Absence Seizure - Speech Delay

[Bigmommax]

DS currently being tested for Absence Seizure. Also Speech Delayed. Has anyone else experienced Absence Seizures with a tot under 2? If so, what’s your experience? Not sure if there is any correlation between these seizures and speech delays, just waiting on app with Neuro keen to hear anyone’s else’s experience.

I think there may be a correlation/association between epilepsy and autism. Not sure tho but think I’ve read that.

I used to care for a kid who had absence sesures. We had to time each one and keep a log of it. They were very hard to spot. I caught quite a few in video as did his mum who showed the dr. they then had a test in the hospital which I can’t now remember the name of but it took a couple of attempts to do it as in a toddler it’s hard when they don’t want the equipment on their head.
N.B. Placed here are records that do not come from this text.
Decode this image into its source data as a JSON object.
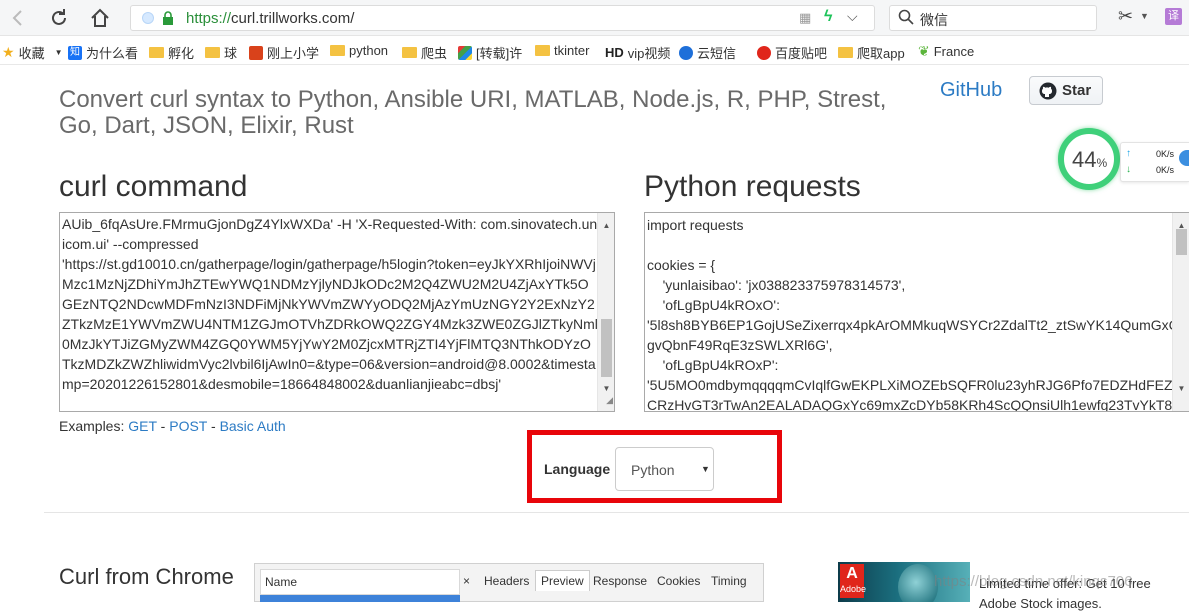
{
  "browser": {
    "url_scheme": "https://",
    "url_host": "curl.trillworks.com/",
    "search_text": "微信",
    "translate_label": "译"
  },
  "bookmarks": [
    {
      "label": "收藏",
      "icon": "star-icon"
    },
    {
      "label": "为什么看",
      "icon": "zhihu-icon"
    },
    {
      "label": "孵化",
      "icon": "folder-icon"
    },
    {
      "label": "球",
      "icon": "folder-icon"
    },
    {
      "label": "刚上小学",
      "icon": "site-icon"
    },
    {
      "label": "python",
      "icon": "folder-icon"
    },
    {
      "label": "爬虫",
      "icon": "folder-icon"
    },
    {
      "label": "[转载]许",
      "icon": "site-icon"
    },
    {
      "label": "tkinter",
      "icon": "folder-icon"
    },
    {
      "label": "vip视频",
      "icon": "hd-icon",
      "prefix": "HD"
    },
    {
      "label": "云短信",
      "icon": "site-icon"
    },
    {
      "label": "百度贴吧",
      "icon": "site-icon"
    },
    {
      "label": "爬取app",
      "icon": "folder-icon"
    },
    {
      "label": "France",
      "icon": "leaf-icon"
    }
  ],
  "page": {
    "title": "Convert curl syntax to Python, Ansible URI, MATLAB, Node.js, R, PHP, Strest, Go, Dart, JSON, Elixir, Rust",
    "github_link": "GitHub",
    "star_label": "Star",
    "curl_heading": "curl command",
    "python_heading": "Python requests",
    "curl_text": "AUib_6fqAsUre.FMrmuGjonDgZ4YlxWXDa' -H 'X-Requested-With: com.sinovatech.unicom.ui' --compressed\n'https://st.gd10010.cn/gatherpage/login/gatherpage/h5login?token=eyJkYXRhIjoiNWVjMzc1MzNjZDhiYmJhZTEwYWQ1NDMzYjlyNDJkODc2M2Q4ZWU2M2U4ZjAxYTk5OGEzNTQ2NDcwMDFmNzI3NDFiMjNkYWVmZWYyODQ2MjAzYmUzNGY2Y2ExNzY2ZTkzMzE1YWVmZWU4NTM1ZGJmOTVhZDRkOWQ2ZGY4Mzk3ZWE0ZGJlZTkyNml0MzJkYTJiZGMyZWM4ZGQ0YWM5YjYwY2M0ZjcxMTRjZTI4YjFlMTQ3NThkODYzOTkzMDZkZWZhliwidmVyc2lvbil6IjAwIn0=&type=06&version=android@8.0002&timestamp=20201226152801&desmobile=18664848002&duanlianjieabc=dbsj'",
    "python_text": "import requests\n\ncookies = {\n    'yunlaisibao': 'jx038823375978314573',\n    'ofLgBpU4kROxO':\n'5l8sh8BYB6EP1GojUSeZixerrqx4pkArOMMkuqWSYCr2ZdalTt2_ztSwYK14QumGxCgvQbnF49RqE3zSWLXRl6G',\n    'ofLgBpU4kROxP':\n'5U5MO0mdbymqqqqmCvIqlfGwEKPLXiMOZEbSQFR0lu23yhRJG6Pfo7EDZHdFEZCRzHvGT3rTwAn2EALADAQGxYc69mxZcDYb58KRh4ScQQnsiUlh1ewfg23TvYkT8",
    "examples_label": "Examples:",
    "example_links": [
      "GET",
      "POST",
      "Basic Auth"
    ],
    "language_label": "Language",
    "language_value": "Python",
    "curl_from_chrome": "Curl from Chrome"
  },
  "speed_widget": {
    "percent": "44",
    "percent_unit": "%",
    "up_speed": "0K/s",
    "down_speed": "0K/s"
  },
  "devtools": {
    "name_col": "Name",
    "close": "×",
    "tabs": [
      "Headers",
      "Preview",
      "Response",
      "Cookies",
      "Timing"
    ],
    "active_tab": "Preview"
  },
  "ad": {
    "brand": "Adobe",
    "text": "Limited time offer: Get 10 free Adobe Stock images.",
    "watermark": "https://blog.csdn.net/kinqs706"
  },
  "colors": {
    "link": "#2c7bc4",
    "highlight_frame": "#e8050a",
    "speed_ring": "#3fd07a"
  }
}
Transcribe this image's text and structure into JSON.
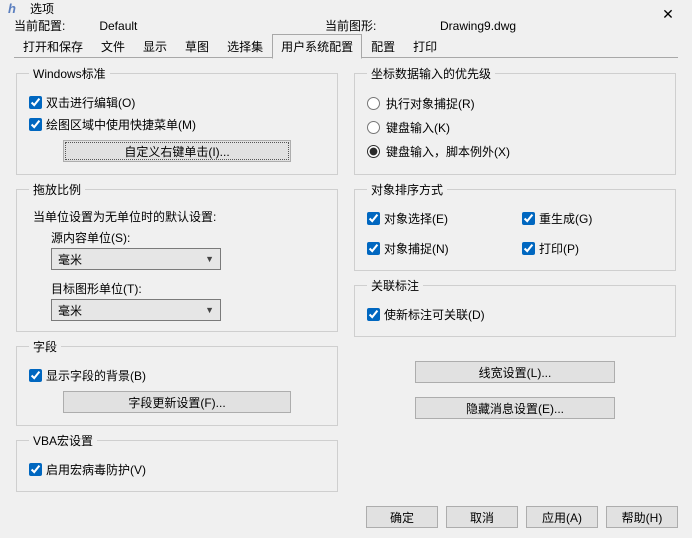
{
  "window": {
    "title": "选项"
  },
  "config": {
    "currentProfileLabel": "当前配置:",
    "currentProfileValue": "Default",
    "currentDrawingLabel": "当前图形:",
    "currentDrawingValue": "Drawing9.dwg"
  },
  "tabs": [
    "打开和保存",
    "文件",
    "显示",
    "草图",
    "选择集",
    "用户系统配置",
    "配置",
    "打印"
  ],
  "activeTab": "用户系统配置",
  "winstd": {
    "legend": "Windows标准",
    "dblclick": "双击进行编辑(O)",
    "contextmenu": "绘图区域中使用快捷菜单(M)",
    "button": "自定义右键单击(I)..."
  },
  "scale": {
    "legend": "拖放比例",
    "desc": "当单位设置为无单位时的默认设置:",
    "srcLabel": "源内容单位(S):",
    "srcValue": "毫米",
    "dstLabel": "目标图形单位(T):",
    "dstValue": "毫米"
  },
  "fields": {
    "legend": "字段",
    "showbg": "显示字段的背景(B)",
    "button": "字段更新设置(F)..."
  },
  "vba": {
    "legend": "VBA宏设置",
    "enable": "启用宏病毒防护(V)"
  },
  "coord": {
    "legend": "坐标数据输入的优先级",
    "r1": "执行对象捕捉(R)",
    "r2": "键盘输入(K)",
    "r3": "键盘输入，脚本例外(X)"
  },
  "sort": {
    "legend": "对象排序方式",
    "c1": "对象选择(E)",
    "c2": "重生成(G)",
    "c3": "对象捕捉(N)",
    "c4": "打印(P)"
  },
  "assoc": {
    "legend": "关联标注",
    "c1": "使新标注可关联(D)"
  },
  "rbuttons": {
    "lw": "线宽设置(L)...",
    "hide": "隐藏消息设置(E)..."
  },
  "footer": {
    "ok": "确定",
    "cancel": "取消",
    "apply": "应用(A)",
    "help": "帮助(H)"
  }
}
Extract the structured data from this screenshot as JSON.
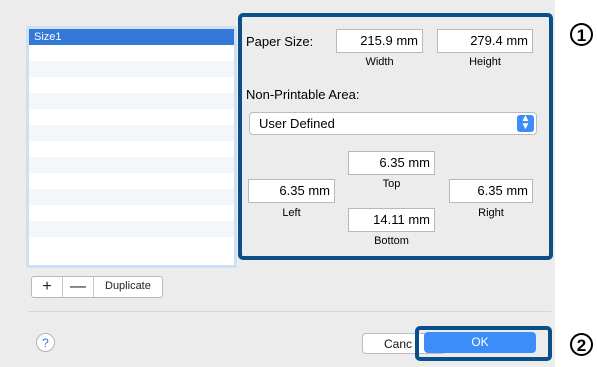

I remember the mum being really stressed about having to go back for repeat appointments to try again and worries about the sesures continuing uncontrolled in the meantime- drs we’re really reassuring that it’s not going to do permanent damage and not a big worry to have the delay as it’s very common to have to try a few times with toddlers. Then there was a process of getting the right medication with some side effects. Didn’t take too long to get it right. The kid has a full life and isn’t limited in any way.

Have dm’d you

My son had absence seizures between 6 months of age and 3 years old. We were told he would likely grow out of them and he did. He then had a generalised tonic-clonic seizure at the age of ten (not associated with a fever) and has not had once since (young teenager now).